Encuentro Dominicano  >  Encuentro Staff  >  Academic Director

Academic Director

Kyle Woolley

 Introduction:

 

My name is Kyle Woolley and I am the Academic and Administrative Director of Encuentro Dominicano.  I am also the instructor of EDP 361:  Social Justice in the Dominican Republic:  Sociology, History and Economics in a Caribbean Context. The course takes a look at different issues of development that the Dominican Republic encounters, from different angles.  We meet twice a week for two hours at a time and the course is meant to be one part lecture, one part seminar, and one part service learning.  Another one of my functions is to oversee your service learning projects, which take place at various schools, orphanages, soup kitchens, and also at a hospice site in and around the city of Santiago.  Apart from my duties relating to the student academic experience I also have various administrative duties that range from program finances to special development projects at the ILAC center.

 Education:

 Master of Arts Sustainable International Development, The Heller School For Social Policy and Management, Brandeis University, 2008

Bachelor of Arts in Political Science and International Relations, Saint Anselm College, 2001

 Background:

 My home base when I am in the United States is New England.  I was raised in Bangor, ME and then received my undergraduate education in New Hampshire.  Following my graduation from Saint Anselm College I lived for a year in a volunteer community in both Mexico and Chile as part of the Holy Cross Associates of the University of Notre Dame.  During that time I worked as a community organizer in an economically marginalized urban neighborhood of Santiago de Chile as well as various orphanages.  After my time as a Holy Cross Associate, I joined the Christian Brother Lay Volunteer Program and spent seven months in Bolivia studying Spanish and working in three different orphanages.  From Bolivia I moved to Peru and spend a year and a half teaching in an urban slum of Lima as well as in a village situated on the northern coast. 

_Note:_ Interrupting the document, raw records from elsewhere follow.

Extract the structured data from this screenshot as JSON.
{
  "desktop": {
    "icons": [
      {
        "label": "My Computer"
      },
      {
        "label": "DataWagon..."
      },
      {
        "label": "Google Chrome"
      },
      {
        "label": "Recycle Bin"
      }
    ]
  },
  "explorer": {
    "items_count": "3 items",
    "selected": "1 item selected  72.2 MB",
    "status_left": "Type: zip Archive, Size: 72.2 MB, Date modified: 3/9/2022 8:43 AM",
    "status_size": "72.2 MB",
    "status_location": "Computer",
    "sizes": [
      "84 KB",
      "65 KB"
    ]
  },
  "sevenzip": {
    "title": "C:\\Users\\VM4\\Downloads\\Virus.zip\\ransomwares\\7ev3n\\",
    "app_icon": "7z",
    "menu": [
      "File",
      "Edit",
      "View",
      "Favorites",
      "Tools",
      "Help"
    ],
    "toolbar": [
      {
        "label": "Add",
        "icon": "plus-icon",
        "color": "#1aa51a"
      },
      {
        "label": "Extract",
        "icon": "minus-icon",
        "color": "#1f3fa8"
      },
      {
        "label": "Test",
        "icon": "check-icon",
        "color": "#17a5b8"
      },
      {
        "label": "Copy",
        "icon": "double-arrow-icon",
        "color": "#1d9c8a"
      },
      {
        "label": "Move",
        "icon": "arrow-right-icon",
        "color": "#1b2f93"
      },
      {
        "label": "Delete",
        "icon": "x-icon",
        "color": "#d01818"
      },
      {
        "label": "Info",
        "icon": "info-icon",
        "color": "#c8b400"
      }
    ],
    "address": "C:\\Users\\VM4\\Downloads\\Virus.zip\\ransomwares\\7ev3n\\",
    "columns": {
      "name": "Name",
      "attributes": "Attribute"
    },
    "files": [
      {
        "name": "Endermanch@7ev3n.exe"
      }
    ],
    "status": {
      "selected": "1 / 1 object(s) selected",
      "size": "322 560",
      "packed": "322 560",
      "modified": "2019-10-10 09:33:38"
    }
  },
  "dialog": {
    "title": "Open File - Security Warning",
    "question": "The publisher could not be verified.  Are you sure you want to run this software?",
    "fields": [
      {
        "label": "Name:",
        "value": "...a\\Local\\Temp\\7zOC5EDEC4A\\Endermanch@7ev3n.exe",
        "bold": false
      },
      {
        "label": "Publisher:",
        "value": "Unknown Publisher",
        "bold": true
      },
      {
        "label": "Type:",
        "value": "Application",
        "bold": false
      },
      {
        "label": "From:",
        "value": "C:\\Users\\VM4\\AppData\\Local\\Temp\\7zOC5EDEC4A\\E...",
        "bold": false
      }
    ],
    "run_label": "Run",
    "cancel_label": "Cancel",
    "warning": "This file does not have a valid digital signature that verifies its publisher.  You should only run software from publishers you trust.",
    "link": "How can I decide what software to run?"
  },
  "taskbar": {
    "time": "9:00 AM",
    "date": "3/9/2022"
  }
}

Upon my return to the United States I taught Spanish for two years at Catholic Memorial High School, a Christian Brother school, in Boston, MA.  While at Catholic Memorial I took groups of students to El Salvador and Peru and also spent a summer travelling and volunteering in the African countries of Namibia and Zambia. 

After two years of teaching, I went to graduate school at Brandeis University to study sustainable development.  At Brandeis I focused my studies on economic development, child, youth and family issues and international conflict management.  I also spent ten months in Peru working for a Peruvian Non-Government Organization (NGO) that does education reform.  During those ten months I also conducted research for my M.A. thesis that analyzed the entrepreneurial abilities of Peruvian high school students.